With a fresh wave of coronavirus infection, scaring the economy, investors prefer safe-haven assets like the US Dollar, amid the pandemic. The coronavirus data continues to affect the value of the pound. The state of the economy depends on the reopening after the quarantine and investors continue to monitor the currency.
Bank of England states that job growth may take many more months to catch up. However, the Bank expects jobless rates to see a minor recovery in the coming days.

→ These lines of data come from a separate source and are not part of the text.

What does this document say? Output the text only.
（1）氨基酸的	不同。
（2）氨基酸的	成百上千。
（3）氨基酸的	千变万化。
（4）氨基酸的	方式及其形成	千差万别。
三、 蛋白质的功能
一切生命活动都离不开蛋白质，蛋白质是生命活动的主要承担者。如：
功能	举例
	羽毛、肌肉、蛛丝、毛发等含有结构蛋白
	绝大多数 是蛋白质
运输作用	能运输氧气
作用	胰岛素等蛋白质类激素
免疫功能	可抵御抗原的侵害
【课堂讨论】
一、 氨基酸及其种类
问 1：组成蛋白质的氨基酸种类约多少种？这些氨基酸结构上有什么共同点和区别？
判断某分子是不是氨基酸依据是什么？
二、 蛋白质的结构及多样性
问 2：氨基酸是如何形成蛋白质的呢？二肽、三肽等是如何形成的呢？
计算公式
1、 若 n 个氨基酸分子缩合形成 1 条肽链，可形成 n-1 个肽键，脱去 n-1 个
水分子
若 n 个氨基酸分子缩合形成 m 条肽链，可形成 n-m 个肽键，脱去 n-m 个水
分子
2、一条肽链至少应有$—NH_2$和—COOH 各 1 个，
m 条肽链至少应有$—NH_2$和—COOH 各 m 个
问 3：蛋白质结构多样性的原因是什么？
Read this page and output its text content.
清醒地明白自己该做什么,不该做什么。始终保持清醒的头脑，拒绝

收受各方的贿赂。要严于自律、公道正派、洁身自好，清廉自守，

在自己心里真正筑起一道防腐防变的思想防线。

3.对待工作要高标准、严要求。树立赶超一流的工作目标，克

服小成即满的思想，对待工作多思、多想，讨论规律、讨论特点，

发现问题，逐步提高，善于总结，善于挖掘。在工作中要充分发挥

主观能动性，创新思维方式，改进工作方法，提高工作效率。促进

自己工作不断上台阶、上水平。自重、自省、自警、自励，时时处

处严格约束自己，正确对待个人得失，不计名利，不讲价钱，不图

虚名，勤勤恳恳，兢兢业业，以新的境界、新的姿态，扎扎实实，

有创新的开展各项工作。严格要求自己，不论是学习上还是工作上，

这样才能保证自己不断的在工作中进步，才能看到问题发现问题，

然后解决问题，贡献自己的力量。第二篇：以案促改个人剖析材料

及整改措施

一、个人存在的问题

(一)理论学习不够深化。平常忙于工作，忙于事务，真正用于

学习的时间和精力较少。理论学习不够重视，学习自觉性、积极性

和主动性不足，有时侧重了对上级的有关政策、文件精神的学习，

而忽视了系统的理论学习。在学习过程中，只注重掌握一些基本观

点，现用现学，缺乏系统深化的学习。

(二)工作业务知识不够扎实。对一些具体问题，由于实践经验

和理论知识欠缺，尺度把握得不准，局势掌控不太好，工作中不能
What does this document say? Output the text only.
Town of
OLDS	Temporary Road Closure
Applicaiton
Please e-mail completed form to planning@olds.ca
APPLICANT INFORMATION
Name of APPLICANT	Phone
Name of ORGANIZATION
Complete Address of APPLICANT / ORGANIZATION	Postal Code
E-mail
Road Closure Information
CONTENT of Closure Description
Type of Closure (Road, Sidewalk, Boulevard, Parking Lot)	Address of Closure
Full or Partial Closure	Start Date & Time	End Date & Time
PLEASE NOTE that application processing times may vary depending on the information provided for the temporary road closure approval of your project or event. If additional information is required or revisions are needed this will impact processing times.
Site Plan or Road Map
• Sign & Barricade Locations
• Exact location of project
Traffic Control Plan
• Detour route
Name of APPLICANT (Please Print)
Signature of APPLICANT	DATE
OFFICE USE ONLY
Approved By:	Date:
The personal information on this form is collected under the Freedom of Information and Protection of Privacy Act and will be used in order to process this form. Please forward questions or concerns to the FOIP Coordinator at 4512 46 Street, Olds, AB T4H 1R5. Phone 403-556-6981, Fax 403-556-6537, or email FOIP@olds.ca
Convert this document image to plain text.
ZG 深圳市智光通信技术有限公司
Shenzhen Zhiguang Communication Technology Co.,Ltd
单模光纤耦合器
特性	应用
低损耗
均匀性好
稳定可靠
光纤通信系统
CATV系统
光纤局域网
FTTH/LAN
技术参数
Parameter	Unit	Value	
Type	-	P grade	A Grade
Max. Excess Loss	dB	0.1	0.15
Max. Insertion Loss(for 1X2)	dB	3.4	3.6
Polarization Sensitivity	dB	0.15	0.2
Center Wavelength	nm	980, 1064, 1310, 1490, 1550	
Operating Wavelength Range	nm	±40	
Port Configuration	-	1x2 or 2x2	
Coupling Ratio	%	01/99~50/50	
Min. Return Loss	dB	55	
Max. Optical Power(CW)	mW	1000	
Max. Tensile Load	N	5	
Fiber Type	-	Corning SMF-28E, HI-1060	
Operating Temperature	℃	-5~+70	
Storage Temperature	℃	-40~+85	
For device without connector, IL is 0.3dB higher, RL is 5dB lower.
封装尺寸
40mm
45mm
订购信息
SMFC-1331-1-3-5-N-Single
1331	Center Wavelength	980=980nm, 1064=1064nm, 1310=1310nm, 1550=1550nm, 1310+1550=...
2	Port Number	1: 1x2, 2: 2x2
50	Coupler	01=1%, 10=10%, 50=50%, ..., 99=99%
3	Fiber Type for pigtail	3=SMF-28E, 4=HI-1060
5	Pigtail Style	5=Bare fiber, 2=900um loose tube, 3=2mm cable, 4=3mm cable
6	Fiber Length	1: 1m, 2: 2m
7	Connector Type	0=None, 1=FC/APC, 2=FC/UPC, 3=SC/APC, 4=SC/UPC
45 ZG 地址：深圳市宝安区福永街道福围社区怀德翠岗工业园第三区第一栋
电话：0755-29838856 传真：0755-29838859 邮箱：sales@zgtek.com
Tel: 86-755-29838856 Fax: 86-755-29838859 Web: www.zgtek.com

June PMI projections to be published on Tuesday have predicted that the economy may rebound from the coronavirus pandemic. It is expected that the BBP/USD exchange rate will reflect the PMI data in the U.S.
Sterling Remains Vulnerable
Sterling is taking direction from the decisions made by BoE and negotiations on Brexit trade. The currency is vulnerable and is performing poorly when compared to other competing currencies. Trade negotiations have affected Sterling too. Even if there is an improvement in June PMI data to be published on Tuesday, the Sterling may continue to remain weak as the government faces intense criticism about the way the pandemic has been tackled. If data is not good, it is expected to weaken further.
Despite the positive note from the Bank of England and good retail sales, Sterling continues to show weakness.